Immigration Statistics: Updated Information About Available Quotas in Switzerland

Understanding the Swiss quota system is critical for companies when it comes to shaping their recruitment plans efficiently. Work permits in Switzerland are distributed among different groups of nationalities that wish to work and reside in Switzerland. In this blog, I will provide the latest updates on the Swiss quota system, explore its challenges and its evolution, as well as discuss certain topics related to immigration. Read our previous blog on this topic here.

The quota system requires that whoever wants to live and work in Switzerland for more than four months must apply for permits, which are subject to a quota. Exceptions to this rule are for citizens of the EU27 (the European Union in the period between 2007 and 2013, before Croatia joined) and EEA (European Economic Area) countries who are engaged under local work contracts. There are two types of permits subject to a quota: L Short-term Permits and B Residence Permits. These are further divided between citizens of the EU27/EEA countries, Croatian nationals, and nationals of third countries.

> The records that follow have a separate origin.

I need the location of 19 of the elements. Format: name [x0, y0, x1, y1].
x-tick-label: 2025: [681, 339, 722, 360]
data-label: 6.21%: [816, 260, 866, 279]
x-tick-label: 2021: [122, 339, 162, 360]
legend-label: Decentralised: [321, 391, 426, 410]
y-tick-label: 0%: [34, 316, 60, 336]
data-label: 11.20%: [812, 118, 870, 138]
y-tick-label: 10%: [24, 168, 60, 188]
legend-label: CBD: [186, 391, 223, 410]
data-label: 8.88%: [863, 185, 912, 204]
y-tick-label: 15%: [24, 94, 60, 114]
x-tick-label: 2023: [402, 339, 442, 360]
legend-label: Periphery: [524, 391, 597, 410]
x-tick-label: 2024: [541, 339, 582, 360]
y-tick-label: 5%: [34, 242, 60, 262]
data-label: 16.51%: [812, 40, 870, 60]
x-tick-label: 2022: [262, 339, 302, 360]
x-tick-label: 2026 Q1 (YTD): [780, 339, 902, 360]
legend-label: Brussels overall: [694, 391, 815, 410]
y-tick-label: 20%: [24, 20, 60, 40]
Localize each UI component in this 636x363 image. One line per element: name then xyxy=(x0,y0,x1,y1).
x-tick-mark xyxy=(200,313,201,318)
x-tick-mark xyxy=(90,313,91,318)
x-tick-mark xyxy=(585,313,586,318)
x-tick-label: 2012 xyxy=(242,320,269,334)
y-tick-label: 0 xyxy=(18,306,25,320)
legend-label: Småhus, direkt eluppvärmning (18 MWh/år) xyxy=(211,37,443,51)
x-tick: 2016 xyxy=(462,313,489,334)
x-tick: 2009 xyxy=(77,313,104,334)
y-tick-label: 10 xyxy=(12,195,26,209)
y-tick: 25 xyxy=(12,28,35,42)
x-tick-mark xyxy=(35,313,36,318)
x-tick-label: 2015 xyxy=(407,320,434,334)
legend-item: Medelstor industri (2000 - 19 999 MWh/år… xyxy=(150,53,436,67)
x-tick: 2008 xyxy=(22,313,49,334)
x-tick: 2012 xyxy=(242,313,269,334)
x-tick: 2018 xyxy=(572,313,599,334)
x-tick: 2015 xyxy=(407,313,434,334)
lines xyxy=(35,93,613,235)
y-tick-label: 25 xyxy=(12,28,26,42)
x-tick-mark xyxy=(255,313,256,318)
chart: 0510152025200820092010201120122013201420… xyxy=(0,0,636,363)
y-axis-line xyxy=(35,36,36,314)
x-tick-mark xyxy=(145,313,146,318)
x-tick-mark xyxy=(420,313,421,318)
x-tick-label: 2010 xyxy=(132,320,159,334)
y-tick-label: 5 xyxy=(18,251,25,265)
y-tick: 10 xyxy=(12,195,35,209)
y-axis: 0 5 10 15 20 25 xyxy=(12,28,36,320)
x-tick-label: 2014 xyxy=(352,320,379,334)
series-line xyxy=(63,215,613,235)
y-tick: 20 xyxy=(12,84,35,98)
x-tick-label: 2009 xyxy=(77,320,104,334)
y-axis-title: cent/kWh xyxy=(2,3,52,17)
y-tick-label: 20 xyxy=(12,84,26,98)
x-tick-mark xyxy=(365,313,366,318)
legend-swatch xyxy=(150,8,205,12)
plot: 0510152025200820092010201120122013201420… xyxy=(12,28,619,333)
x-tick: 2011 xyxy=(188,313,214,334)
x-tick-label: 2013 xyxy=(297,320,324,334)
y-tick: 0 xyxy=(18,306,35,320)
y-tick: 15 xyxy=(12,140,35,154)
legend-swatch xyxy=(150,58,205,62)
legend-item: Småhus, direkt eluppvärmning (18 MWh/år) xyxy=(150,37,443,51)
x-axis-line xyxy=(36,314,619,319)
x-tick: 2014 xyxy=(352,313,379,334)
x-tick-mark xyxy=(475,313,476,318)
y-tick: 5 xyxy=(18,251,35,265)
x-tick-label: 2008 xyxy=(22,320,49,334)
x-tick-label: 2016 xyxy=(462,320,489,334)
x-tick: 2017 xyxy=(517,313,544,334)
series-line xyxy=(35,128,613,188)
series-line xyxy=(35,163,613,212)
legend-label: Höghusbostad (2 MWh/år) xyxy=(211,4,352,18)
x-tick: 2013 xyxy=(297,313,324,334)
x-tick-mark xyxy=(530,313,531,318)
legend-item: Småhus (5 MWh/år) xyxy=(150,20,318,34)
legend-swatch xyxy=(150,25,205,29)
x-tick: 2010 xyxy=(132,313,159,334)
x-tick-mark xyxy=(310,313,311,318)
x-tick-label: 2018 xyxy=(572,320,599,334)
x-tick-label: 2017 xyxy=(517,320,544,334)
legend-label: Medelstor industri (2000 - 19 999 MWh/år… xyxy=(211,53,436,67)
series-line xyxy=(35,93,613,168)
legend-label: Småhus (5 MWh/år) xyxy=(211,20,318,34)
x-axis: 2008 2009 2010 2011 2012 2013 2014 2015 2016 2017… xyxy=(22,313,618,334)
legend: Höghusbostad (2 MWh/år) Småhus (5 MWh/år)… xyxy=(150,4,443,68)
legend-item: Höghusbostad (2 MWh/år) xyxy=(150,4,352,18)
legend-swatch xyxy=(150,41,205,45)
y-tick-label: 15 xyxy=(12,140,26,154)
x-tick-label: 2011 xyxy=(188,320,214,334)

Quotas for third-country nationals

On January 1, 2019, the Federal Council published the new quotas for the current year. For third-country nationals, the number of B residence permits made available was increased by 1,000 in comparison to 2018. However, on the other hand, the number of short-term permits was reduced by 500. In other words, the total number of B Permits available this year for third-country nationals is 4,500, while the number of short-term L permits is 4,000. These will be distributed between the federal level and the individual cantons.

According to statistics published by the State Secretariat for Migration (SEM), by the end of September 2019, 646 B-quota permits were still available out of the 4,500. The number of L-quota permits available was 2,253 out of the 4,000. These figures take into account the reserve left from the previous year also. 

Updated information about quota permits for European nationals

You may know that EU27/EEA nationals can benefit from the agreement on the free movement of persons signed between Switzerland and the European Union. This means that those nationals do not need work authorization to work on a local work contract. However, EU27/EEA nationals coming for an international assignment in Switzerland are still subject to quotas and must apply for a permit.

For EU27/EEA nationals on assignment, the Federal Council— as in the previous year— authorised 500 B Residence Permits and 3,000 L Short-term Permits. These quotas are released quarterly and are available as a pool between all the cantons of Switzerland.

At the end of September 2019, 220 of the 500 B-quota permits were still available to nationals from the EU27/EEA member states for the remainder of the year. Taking into consideration the permits left from the previous year, there are a total of 237 B-quota permits available for the rest of 2019.

At the end of September 2019, there were 1,320 L-quota permits remaining from the 2019 quota, making a total of 1,475 when counting reserves remaining from the previous year.

Quota restrictions: Updated information about Romanian, Bulgarian and Croatian nationals

From June 1, 2019, Romanian and Bulgarian nationals now benefit from full freedom of movement of persons and are subject to the same criteria as the EU27/EEA citizens in terms of local employment and relocation to Switzerland. As a reminder, the two countries joined the European Union in 2009. The Federal Council made use of the so-called “safeguard clause,” which permitted the introduction of quotas for permanent Romanian and Bulgarian immigrants for a maximum of 10 years, before they were abolished in May 2019.

Among the EU member states, Croatia is still subject to the “safeguard clause,” with a limited number of permits issued for Croatians. For the year 2019, 103 B-Permits are available for Croatian nationals (approximately 25 permits issued quarterly). L-Permits are limited to 953 for the year 2019 and are also granted quarterly. By the end of September 2019, the B-Permits had been used up for the quarter. The remaining 28 B-Permits are being granted to Croatians as of October, 22. L-Permits were still available at the end of September 2019, and a total of 239 L-Permits will still be available in the last quarter of the year.